Très à la mode, l’e-reputation est devenue une composante à part entière de l’intelligence économique. De nombreux cabinets se sont ainsi spécialisés dans la maîtrise de l’information stratégique liée à l’identité numérique du client, individu ou personne morale

Parmi ceux-ci, il y a Reputation Squad qui propose une vision novatrice du concept. Co-fondateur et Directeur associé de Reputation Squad, Albéric Guigou a accepté de nous présenter sa vision de l'e-reputation et de l'évolution de la sphère numérique. Régulièrement consulté par les médias français et internationaux sur les questions et les enjeux de l’e-réputation et de la communication 2.0, Albéric Guigou supervise notamment les stratégies d’Influence, de Communication Corporate et de Personal Branding des dirigeants et des personnalités publiques pour Reputation Squad.

Сomment définiriez-vous l'e-reputation ?
Notre définition de l'e-reputation est originale. Pour nous, l'e-reputation est l'influence que produisent les informations disponibles sur internet sur la réputation d'un individu ou d'une personne morale. Autrement dit, c'est l'évolution de la perception d'un individu ou d'une marque par l'observateur. L'image n'est donc pas réduite à néant, elle est modifiée. L'e-reputation est bien  indissociable de la reputation, c'est la raison pour laquelle nous gérons les deux. C'est cette définiton particulière de l'e-reputation qui marque la spécificité de notre cabinet et qui nous rend unique sur le marché. Nous avons bien des concurrents par métiers comme les agences de relation presse ou les cabinets de lobbying, mais pas de concurrent direct sur notre modèle. Notre modèle est ainsi spécifique car nous employons des techniciens de la veille, des spécialistes des média-sociaux, des experts en gestion de crise et en propriété intellectuelle et des consultants qui gèrent la réputation du client au sens large. Nous gérons tous les leviers de la réputation du client et de son groupe.

L'e-reputation ne comporte-t'elle pas de risque de dérives ? Choisissez-vous vos clients ?
Pas vraiment, les mauvaises actions sont difficiles à dissimuler. Quand nous y faisons face, nous remontons à la source, nous démontons le dispositif. Certes, les dérives sont des réalités, mais ces réalités ne sont pas pertinentes au vue des risques encourus et de l'efficacité douteuse. Pour notre part, nous misons sur le discours et sur sa diffusion efficace par l'internaute sur le web.

Sinon, oui nous sélectionnons nos clients.

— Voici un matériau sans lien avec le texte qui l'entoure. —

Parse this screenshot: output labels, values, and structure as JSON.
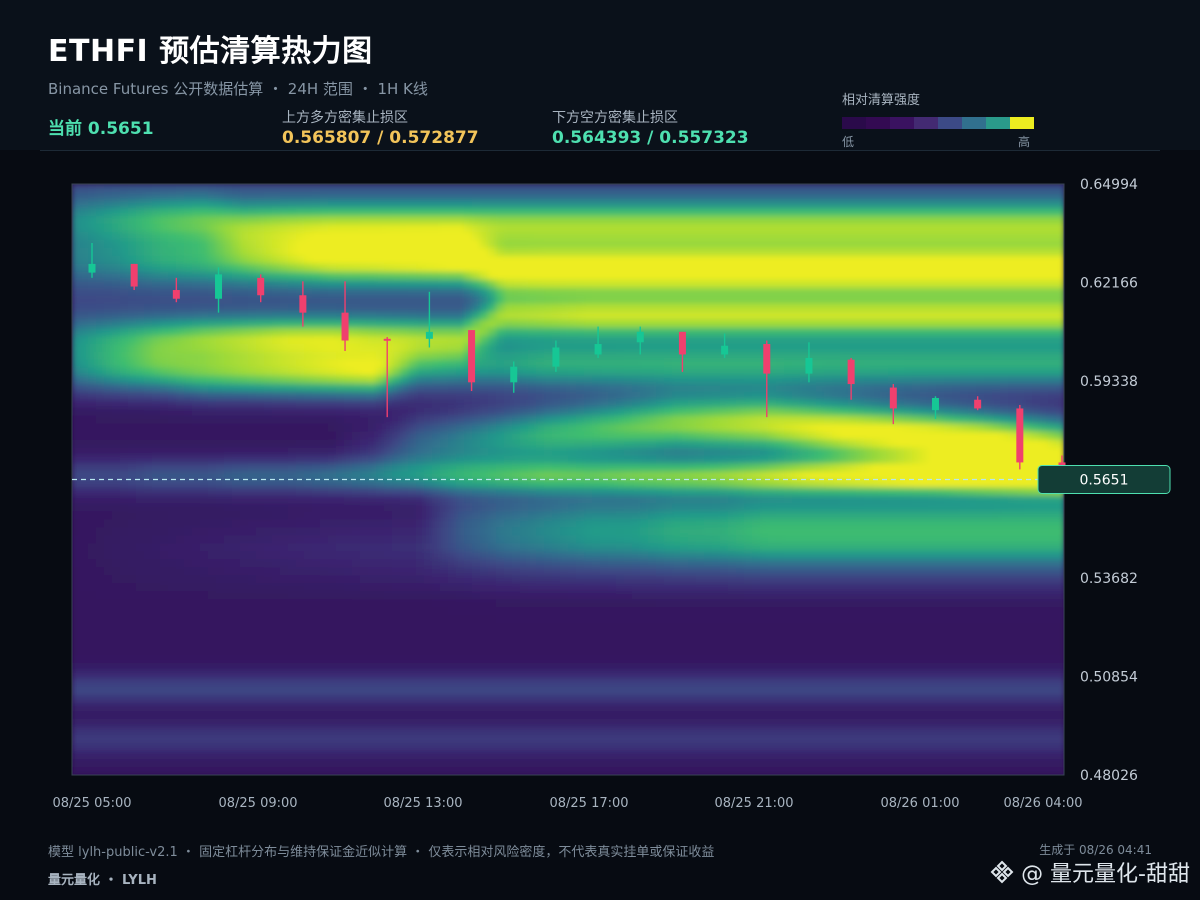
{
  "header": {
    "title": "ETHFI 预估清算热力图",
    "subtitle": "Binance Futures 公开数据估算 ・ 24H 范围 ・ 1H K线",
    "current": "当前 0.5651",
    "upper_zone_label": "上方多方密集止损区",
    "upper_zone_value": "0.565807 / 0.572877",
    "lower_zone_label": "下方空方密集止损区",
    "lower_zone_value": "0.564393 / 0.557323"
  },
  "legend": {
    "title": "相对清算强度",
    "low": "低",
    "high": "高",
    "colors": [
      "#2a0a4a",
      "#330a52",
      "#3a1260",
      "#432a72",
      "#3c4a86",
      "#31708e",
      "#2a9a8a",
      "#eded20"
    ]
  },
  "footer": {
    "note": "模型 lylh-public-v2.1 ・ 固定杠杆分布与维持保证金近似计算 ・ 仅表示相对风险密度，不代表真实挂单或保证收益",
    "brand": "量元量化 ・ LYLH",
    "generated": "生成于 08/26 04:41",
    "watermark": "@ 量元量化-甜甜"
  },
  "chart_data": {
    "type": "heatmap",
    "title": "ETHFI 预估清算热力图",
    "ylim": [
      0.48026,
      0.64994
    ],
    "y_ticks": [
      "0.64994",
      "0.62166",
      "0.59338",
      "0.5651",
      "0.53682",
      "0.50854",
      "0.48026"
    ],
    "x_ticks": [
      "08/25 05:00",
      "08/25 09:00",
      "08/25 13:00",
      "08/25 17:00",
      "08/25 21:00",
      "08/26 01:00",
      "08/26 04:00"
    ],
    "current_price": 0.5651,
    "current_label": "0.5651",
    "colorscale": [
      "#2a0a4a",
      "#3b2470",
      "#3c4a86",
      "#31708e",
      "#219a8a",
      "#3ebd70",
      "#9bd93a",
      "#eded20"
    ],
    "bands": [
      {
        "center": [
          0.6395,
          0.6395,
          0.6395,
          0.6395,
          0.638,
          0.638,
          0.638,
          0.638,
          0.638,
          0.638,
          0.638,
          0.638,
          0.638,
          0.638,
          0.638,
          0.638,
          0.638,
          0.638,
          0.638,
          0.638,
          0.638,
          0.638,
          0.638,
          0.638
        ],
        "width": 0.005,
        "intensity": [
          0.25,
          0.35,
          0.45,
          0.5,
          0.55,
          0.58,
          0.6,
          0.6,
          0.6,
          0.6,
          0.6,
          0.6,
          0.6,
          0.6,
          0.6,
          0.6,
          0.6,
          0.6,
          0.6,
          0.6,
          0.6,
          0.6,
          0.6,
          0.6
        ]
      },
      {
        "center": [
          0.628,
          0.628,
          0.628,
          0.628,
          0.628,
          0.628,
          0.628,
          0.628,
          0.628,
          0.628,
          0.625,
          0.625,
          0.625,
          0.625,
          0.625,
          0.625,
          0.625,
          0.625,
          0.625,
          0.625,
          0.625,
          0.625,
          0.625,
          0.625
        ],
        "width": 0.005,
        "intensity": [
          0.2,
          0.25,
          0.35,
          0.4,
          0.5,
          0.6,
          0.7,
          0.72,
          0.75,
          0.78,
          0.8,
          0.82,
          0.82,
          0.82,
          0.82,
          0.82,
          0.82,
          0.82,
          0.82,
          0.82,
          0.82,
          0.82,
          0.82,
          0.82
        ]
      },
      {
        "center": [
          0.606,
          0.606,
          0.606,
          0.606,
          0.606,
          0.606,
          0.606,
          0.606,
          0.606,
          0.606,
          0.612,
          0.612,
          0.612,
          0.612,
          0.612,
          0.612,
          0.612,
          0.612,
          0.612,
          0.612,
          0.612,
          0.612,
          0.612,
          0.612
        ],
        "width": 0.0042,
        "intensity": [
          0.2,
          0.3,
          0.4,
          0.5,
          0.55,
          0.6,
          0.6,
          0.55,
          0.5,
          0.5,
          0.6,
          0.62,
          0.65,
          0.65,
          0.65,
          0.65,
          0.65,
          0.65,
          0.65,
          0.65,
          0.65,
          0.65,
          0.65,
          0.65
        ]
      },
      {
        "center": [
          0.597,
          0.597,
          0.597,
          0.596,
          0.596,
          0.596,
          0.596,
          0.596,
          0.598,
          0.598,
          0.598,
          0.598,
          0.598,
          0.598,
          0.598,
          0.598,
          0.598,
          0.598,
          0.598,
          0.598,
          0.598,
          0.598,
          0.598,
          0.598
        ],
        "width": 0.005,
        "intensity": [
          0.3,
          0.45,
          0.55,
          0.6,
          0.65,
          0.7,
          0.75,
          0.8,
          0.45,
          0.4,
          0.4,
          0.45,
          0.45,
          0.45,
          0.45,
          0.45,
          0.45,
          0.45,
          0.45,
          0.45,
          0.45,
          0.45,
          0.45,
          0.45
        ]
      },
      {
        "center": [
          0.572,
          0.572,
          0.572,
          0.572,
          0.572,
          0.572,
          0.572,
          0.572,
          0.575,
          0.576,
          0.577,
          0.578,
          0.579,
          0.58,
          0.581,
          0.581,
          0.581,
          0.58,
          0.579,
          0.578,
          0.577,
          0.576,
          0.575,
          0.574
        ],
        "width": 0.006,
        "intensity": [
          0.0,
          0.0,
          0.0,
          0.0,
          0.0,
          0.0,
          0.0,
          0.1,
          0.3,
          0.4,
          0.5,
          0.6,
          0.65,
          0.7,
          0.75,
          0.8,
          0.85,
          0.9,
          0.95,
          0.97,
          1.0,
          1.0,
          0.95,
          0.85
        ]
      },
      {
        "center": [
          0.566,
          0.566,
          0.566,
          0.566,
          0.566,
          0.566,
          0.566,
          0.566,
          0.566,
          0.566,
          0.566,
          0.566,
          0.566,
          0.566,
          0.566,
          0.566,
          0.566,
          0.566,
          0.566,
          0.566,
          0.566,
          0.566,
          0.566,
          0.566
        ],
        "width": 0.0035,
        "intensity": [
          0.2,
          0.2,
          0.25,
          0.25,
          0.3,
          0.3,
          0.35,
          0.35,
          0.4,
          0.45,
          0.5,
          0.55,
          0.55,
          0.6,
          0.62,
          0.65,
          0.7,
          0.75,
          0.78,
          0.8,
          0.8,
          0.85,
          0.88,
          0.9
        ]
      },
      {
        "center": [
          0.556,
          0.556,
          0.556,
          0.556,
          0.556,
          0.556,
          0.556,
          0.556,
          0.554,
          0.553,
          0.552,
          0.552,
          0.552,
          0.552,
          0.552,
          0.552,
          0.552,
          0.552,
          0.552,
          0.552,
          0.552,
          0.552,
          0.552,
          0.552
        ],
        "width": 0.008,
        "intensity": [
          0.0,
          0.0,
          0.0,
          0.0,
          0.0,
          0.0,
          0.0,
          0.0,
          0.0,
          0.2,
          0.3,
          0.35,
          0.4,
          0.4,
          0.45,
          0.45,
          0.5,
          0.5,
          0.5,
          0.5,
          0.5,
          0.5,
          0.5,
          0.5
        ]
      },
      {
        "center": [
          0.505,
          0.505,
          0.505,
          0.505,
          0.505,
          0.505,
          0.505,
          0.505,
          0.505,
          0.505,
          0.505,
          0.505,
          0.505,
          0.505,
          0.505,
          0.505,
          0.505,
          0.505,
          0.505,
          0.505,
          0.505,
          0.505,
          0.505,
          0.505
        ],
        "width": 0.003,
        "intensity": [
          0.2,
          0.2,
          0.2,
          0.2,
          0.2,
          0.2,
          0.2,
          0.2,
          0.2,
          0.2,
          0.2,
          0.2,
          0.2,
          0.2,
          0.2,
          0.2,
          0.2,
          0.2,
          0.2,
          0.2,
          0.2,
          0.2,
          0.2,
          0.2
        ]
      },
      {
        "center": [
          0.4905,
          0.4905,
          0.4905,
          0.4905,
          0.4905,
          0.4905,
          0.4905,
          0.4905,
          0.4905,
          0.4905,
          0.4905,
          0.4905,
          0.4905,
          0.4905,
          0.4905,
          0.4905,
          0.4905,
          0.4905,
          0.4905,
          0.4905,
          0.4905,
          0.4905,
          0.4905,
          0.4905
        ],
        "width": 0.003,
        "intensity": [
          0.15,
          0.15,
          0.15,
          0.15,
          0.15,
          0.15,
          0.15,
          0.15,
          0.15,
          0.15,
          0.15,
          0.15,
          0.15,
          0.15,
          0.15,
          0.15,
          0.15,
          0.15,
          0.15,
          0.15,
          0.15,
          0.15,
          0.15,
          0.15
        ]
      }
    ],
    "candles": [
      {
        "o": 0.6245,
        "h": 0.633,
        "l": 0.623,
        "c": 0.627
      },
      {
        "o": 0.627,
        "h": 0.627,
        "l": 0.6195,
        "c": 0.6205
      },
      {
        "o": 0.6195,
        "h": 0.623,
        "l": 0.616,
        "c": 0.617
      },
      {
        "o": 0.617,
        "h": 0.626,
        "l": 0.613,
        "c": 0.624
      },
      {
        "o": 0.623,
        "h": 0.624,
        "l": 0.616,
        "c": 0.618
      },
      {
        "o": 0.618,
        "h": 0.622,
        "l": 0.609,
        "c": 0.613
      },
      {
        "o": 0.613,
        "h": 0.622,
        "l": 0.602,
        "c": 0.605
      },
      {
        "o": 0.6055,
        "h": 0.606,
        "l": 0.583,
        "c": 0.605
      },
      {
        "o": 0.6055,
        "h": 0.619,
        "l": 0.603,
        "c": 0.6075
      },
      {
        "o": 0.608,
        "h": 0.608,
        "l": 0.5905,
        "c": 0.593
      },
      {
        "o": 0.593,
        "h": 0.599,
        "l": 0.59,
        "c": 0.5975
      },
      {
        "o": 0.5975,
        "h": 0.605,
        "l": 0.596,
        "c": 0.603
      },
      {
        "o": 0.601,
        "h": 0.609,
        "l": 0.6,
        "c": 0.604
      },
      {
        "o": 0.6045,
        "h": 0.609,
        "l": 0.601,
        "c": 0.6075
      },
      {
        "o": 0.6075,
        "h": 0.6075,
        "l": 0.596,
        "c": 0.601
      },
      {
        "o": 0.601,
        "h": 0.607,
        "l": 0.6,
        "c": 0.6035
      },
      {
        "o": 0.604,
        "h": 0.605,
        "l": 0.583,
        "c": 0.5955
      },
      {
        "o": 0.5955,
        "h": 0.6045,
        "l": 0.593,
        "c": 0.6
      },
      {
        "o": 0.5995,
        "h": 0.6,
        "l": 0.588,
        "c": 0.5925
      },
      {
        "o": 0.5915,
        "h": 0.5925,
        "l": 0.581,
        "c": 0.5855
      },
      {
        "o": 0.585,
        "h": 0.589,
        "l": 0.5825,
        "c": 0.5885
      },
      {
        "o": 0.588,
        "h": 0.589,
        "l": 0.585,
        "c": 0.5855
      },
      {
        "o": 0.5855,
        "h": 0.5865,
        "l": 0.568,
        "c": 0.57
      },
      {
        "o": 0.57,
        "h": 0.572,
        "l": 0.5655,
        "c": 0.568
      }
    ]
  }
}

Nous n'avons pas vocation à restituer un permis de nuire. En revanche, nous pensons qu'un individu n'a pas non plus à subir ad vitam aeternam un moment de son passé. Notre mission est de redonner à l'événement sa juste proportion. Beaucoup trop de gens sont résumés par les moteurs de recherche et le brouhaha médiatique. L'e-reputation est comme la réputation, elle est complexe. Elle ne doit pas être une simplification d'un individu. En venant nous voir, les personnes peuvent par exemple simplement chercher à pouvoir poursuivre une carrière sans être freinés constamment par le passé. Enfin, si nous redonnons sa juste proportion à l'événement, nous ne le faisons pas nécessairement disparaître.

L'e-reputation a-t'elle aujourd'hui une emprise  sur les politiques ?
Les hommes politiques sont plutôt sensibles au phénomène de l'e-reputation, même s'il y a plusieurs profils. Il y a les députés qui aimeraient y avoir recours, mais qui n'ont pas le budget, les hommes politiques âgés qui n'ont pas conscience des enjeux liés à l'e-reputation. De plus, les grandes figures politiques ont une réputation trop dépendante des médias traditionnels. Ils préfèrent jouer sur ces médias que sur le web. Ils ont tous des lacunes et ne profitent pas pleinement de la sphère numérique. Ils s'occupent à peine de leur e-reputation en français et pas du tout dans les autres langues, alors que cela s'avère essentiel. A l'heure de l'Europe et de la mondialisation, ce choix est une erreur et les politiques n'en ont pas conscience, contrairement aux personnalités du monde des affaires.

Si les hommes politiques sont de plus en plus sensibilisés à ces problématiques, va-t'on vers la création de cellules d'e-reputation au sein de l'Etat ou des collectivités locales ?
Je ne pense pas. La discipline de l'e-reputation ne doit pas être circonscrite à une cellule. Elle est dépendante de l'ensemble des auteurs du groupe de la collectivité locale. Elle doit être gérée par l'ensemble des services en étant coordonnée bien entendu.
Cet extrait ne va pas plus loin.